We now have tooling on util/taskcluster.py to specify version. If you download from pypi or npm, you can also use alpha releases that have been pushed there.

Sorry for the long delay. I’ve been away on vacation. I’m attempting to install v0.1.1 of the native client via the following command:

/content/DeepSpeech/util/taskcluster.py --branch "v0.1.1" --target /content/DeepSpeech/native_client

When doing so I’m getting a URL error. Here is the full output:

Downloading https://index.taskcluster.net/v1/task/project.deepspeech.deepspeech.native_client.v0.1.1.cpu/artifacts/public/native_client.tar.xz ...
Traceback (most recent call last):
  File "/content/DeepSpeech/util/taskcluster.py", line 87, in <module>
    maybe_download_tc(target_dir=args.target, tc_url=get_tc_url(args.arch, args.artifact, args.branch))
  File "/content/DeepSpeech/util/taskcluster.py", line 51, in maybe_download_tc
    urllib.request.urlretrieve(tc_url, target_file, reporthook=(report_progress if progress else None))
  File "/usr/lib/python3.6/urllib/request.py", line 248, in urlretrieve
    with contextlib.closing(urlopen(url, data)) as fp:
  File "/usr/lib/python3.6/urllib/request.py", line 223, in urlopen
    return opener.open(url, data, timeout)
  File "/usr/lib/python3.6/urllib/request.py", line 532, in open
    response = meth(req, response)
  File "/usr/lib/python3.6/urllib/request.py", line 642, in http_response
    'http', request, response, code, msg, hdrs)
  File "/usr/lib/python3.6/urllib/request.py", line 570, in error
    return self._call_chain(*args)
  File "/usr/lib/python3.6/urllib/request.py", line 504, in _call_chain
    result = func(*args)
  File "/usr/lib/python3.6/urllib/request.py", line 650, in http_error_default
    raise HTTPError(req.full_url, code, msg, hdrs, fp)
urllib.error.HTTPError: HTTP Error 404: Not Found

I seem to be passing through the wrong version number. I tried various combinations but am pretty much just guessing (0.1.1, 0.1.1-gpu, etc).

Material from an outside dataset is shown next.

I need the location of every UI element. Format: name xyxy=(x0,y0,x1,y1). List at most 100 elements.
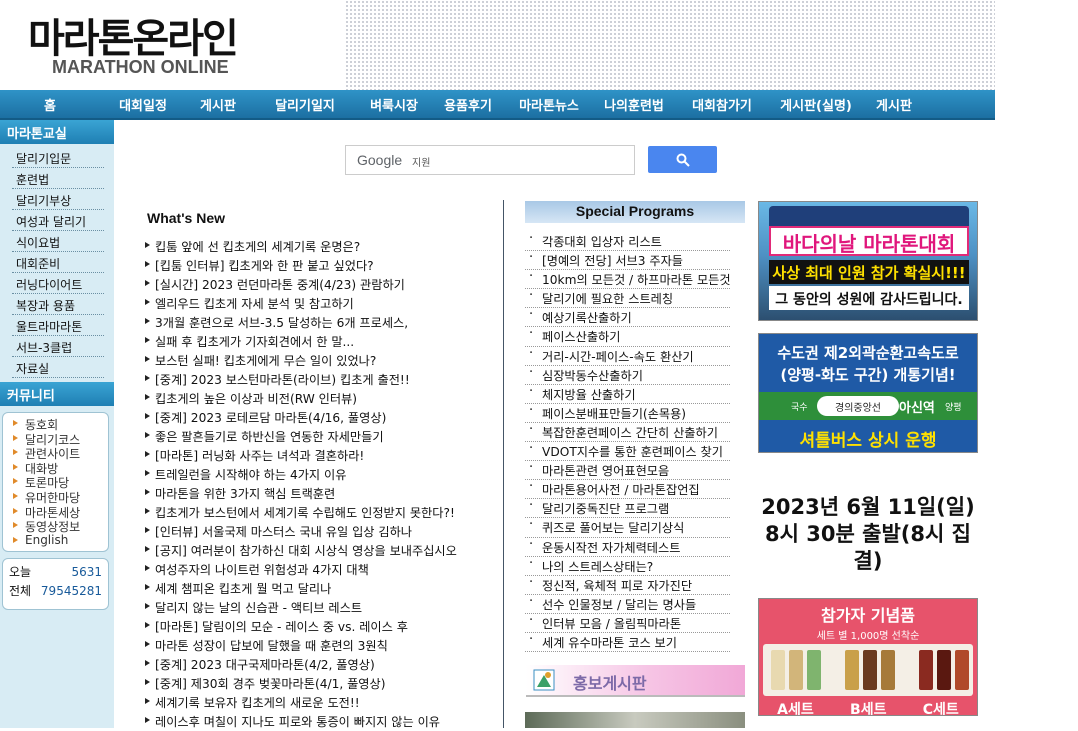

I don’t see a list of version numbers in the documentation however.

Also I should say I’m not trying to use the pre trained models or to do transfer learning. We are testing out a small data set in Mongolian. Thanks!

Hi @robertritz
have you had any luck generating the Language Model?
I hope you did.
I am trying to train Mozilla DeepSpeech in Mongolian language. And it seems I need to create the Language Model. (which i am having problem)
Can you help me?

I did have luck on a small dataset, but didn’t try scaling it up since then. If you are interested there is a premade Mongolian language model created specifically for use with DeepSpeech. Link

MODEL 5-gram binary LM generated by KenLM on a 670M word dirty corpus.

@robertritz
Tnx. I have successfully generated words.arpa & lm.binary using KenLM.

currently trying to generate trie


but it seems something is wrong.

Please avoid posting screenshots.

Your data is wrong.

Did not know I should avoid posting screenshots. (i’ll keep it in mind)
I have .csv files converted into 1 .txt file containing only the transcripts.
(wav_filename.wav, wav_filesize columns and headers all deleted)

IF you want you check out the Google Colab link i’ve provided earlier.
I’ll double check tomorrow again. To make sure i did not upload wrong lm.binary to my google drive (which is using in the deepspeech - generate_trie command)

Well, what I can read from your error is exactly that your LM or trie file contains CSV headers …

I am trying to GENERATE TRIE file.

as for the

i will do it once again and share the results here :slight_smile:

@lissyx, many issues folks face seem to be version mismatches one way or another. Are there any plans to streamline things?